Jerome King | Autism has a face
Advocating for special-needs persons in Jamaica is like a war zone with no ceasefire in sight. As parents and advocates, we come to the world armed with unbridled love for our children, trying hard to protect them from the ugliness of discrimination.
Your front page of The Sunday Gleaner dated August 4, 2019, and titled ‘The agony of autism’, has rekindled a fire that once was blazing with high energy for advocacy and intervention. It, however, became frustrating and tiring, and I suffered the inevitable meltdown. You see, Betty’s Bristol in your story is my third son, Lewis, in my story.
Now 28 years old and 6ft 5 inches tall, loud with his sounds, friendly, but can be very strong-willed, he lives in New York, where he was born. He lives in a group home with five other autistic adults. Lewis has his own room, which is decorated with large posters of Bob Marley and other Jamaican stuff.

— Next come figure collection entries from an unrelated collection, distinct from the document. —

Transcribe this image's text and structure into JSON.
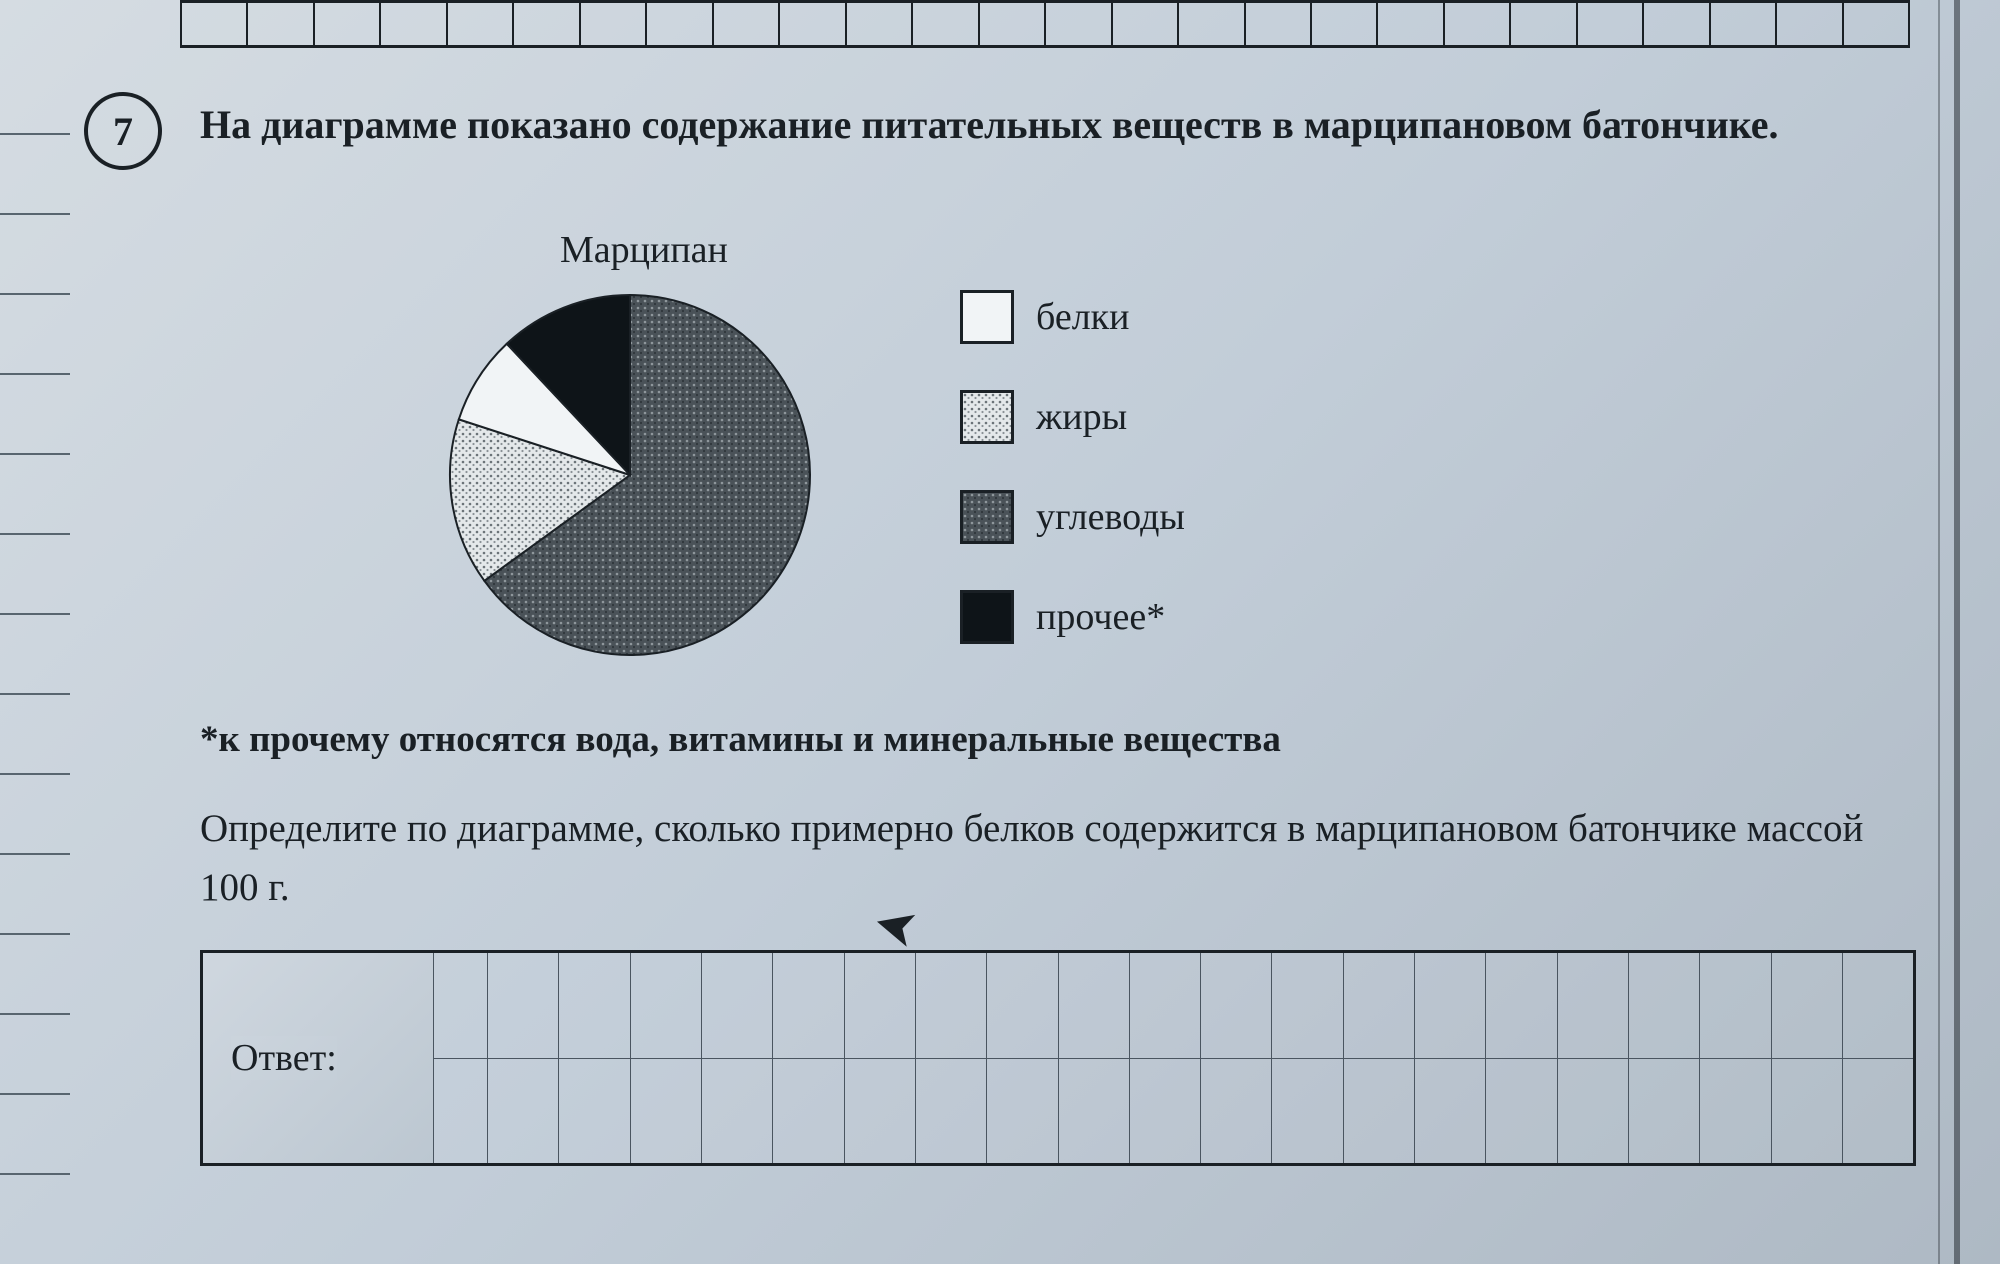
{
  "question_number": "7",
  "question_text": "На диаграмме показано содержание питательных веществ в марципановом батончике.",
  "chart": {
    "type": "pie",
    "title": "Марципан",
    "title_fontsize": 38,
    "radius": 180,
    "stroke": "#1a2025",
    "stroke_width": 2,
    "slices": [
      {
        "key": "carbs",
        "pct": 65,
        "fill": "pattern-carbs"
      },
      {
        "key": "fats",
        "pct": 15,
        "fill": "pattern-fats"
      },
      {
        "key": "protein",
        "pct": 8,
        "fill": "#f1f4f6"
      },
      {
        "key": "other",
        "pct": 12,
        "fill": "#0e1418"
      }
    ]
  },
  "legend": {
    "items": [
      {
        "key": "protein",
        "label": "белки",
        "swatch_fill": "#f1f4f6"
      },
      {
        "key": "fats",
        "label": "жиры",
        "swatch_fill": "pattern-fats"
      },
      {
        "key": "carbs",
        "label": "углеводы",
        "swatch_fill": "pattern-carbs"
      },
      {
        "key": "other",
        "label": "прочее*",
        "swatch_fill": "#0e1418"
      }
    ],
    "label_fontsize": 38
  },
  "footnote": "*к прочему относятся вода, витамины и минеральные вещества",
  "task": "Определите по диаграмме, сколько примерно белков содержится в марципановом батончике массой 100 г.",
  "answer_label": "Ответ:",
  "answer_grid": {
    "cols": 24,
    "rows": 2
  },
  "patterns": {
    "pattern-fats": {
      "bg": "#e4e8ea",
      "dot": "#6b7378",
      "size": 7
    },
    "pattern-carbs": {
      "bg": "#4a5258",
      "dot": "#8f979c",
      "size": 7
    }
  },
  "colors": {
    "page_bg_from": "#d5dce2",
    "page_bg_to": "#aeb9c4",
    "ink": "#1a2025",
    "grid_line": "#4a5560"
  },
  "typography": {
    "family": "Georgia / Times-like serif",
    "body_pt": 39,
    "bold_question": true
  }
}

The home is located on a quiet cul-de-sac in a great neighbourhood. The house is staffed 24/7 and has a cook that sees to the nutritional needs of its clients. He is bussed to and from a day programme where he is part of many activities.
He is closely supervised by his father and stepmother who pay keen attention to his services, ensuring that he is receiving the optimum care and supervision. These services are fully paid for by the state of New York because he is a citizen of the United States. His quality of life is not compromised and his dignity as a person is respected.
The cost of loving Lewis in Jamaica was high. The highest cost was the day my son had to leave Jamaica to go back to New York in order for Lewis to receive the services he needed because nothing was provided here. I miss his loud sounds and forced hugs and kisses. Of course, as a big man, I got less of those. What would I do with a 6ft 5inch-man jumping around and making loud sounds in Jamaica today? The thought scares me.
Spending began immediately as my research led me to UWI. He was diagnosed there at the age of two by Professor Grey. He then sent me on to Professor Maureen Samms-Vaughan, who saw us a few times then referred us to speech therapy. That started the roller-coaster ride of a lifetime.
Therapy fees were exorbitant, but you made the sacrifice because no stone would be left unturned to get him service.
Daycare did not understand him and was unkind to him at times because of his hyperactivity. Forgiven! Then I was told of the McCam Centre, where he attended school from three to five years. Ah, a place that understood my son. Thank you, Pauline Campbell for following God’s lead. I looked for nothing from the Government end because Mico had waiting lists that would make me miss critical windows of Lewis’ development.
After he graduated from McCam Centre at age six, his developmental delays were more evident, and an appropriate elementary school had to be sought. There were only a few! A series of God-driven circumstances led me to Priory Prep, where Liberty Prep is located now. There, I instituted the LEWIS Programme: Let Education Work in an Inclusive Setting, named for my son. I wanted to introduce inclusive education at the elementary-school level to Jamaica.
Once the word was out that Priory Preparatory was open to having special-needs families, I was flooded with calls and visits. I saw grown men cry as they sought answers to why their children were disabled and begged for a place. Unfortunately, the spaces were few and the fees high, which eliminated many.
Today, not enough has changed, legislatively, to ensure the care of Jamaica’s most fragile citizens. It is time for all stakeholders to join forces to effect change in the special needs services offered. We have a right to the privileges granted to Lewis in New York right here in Jamaica.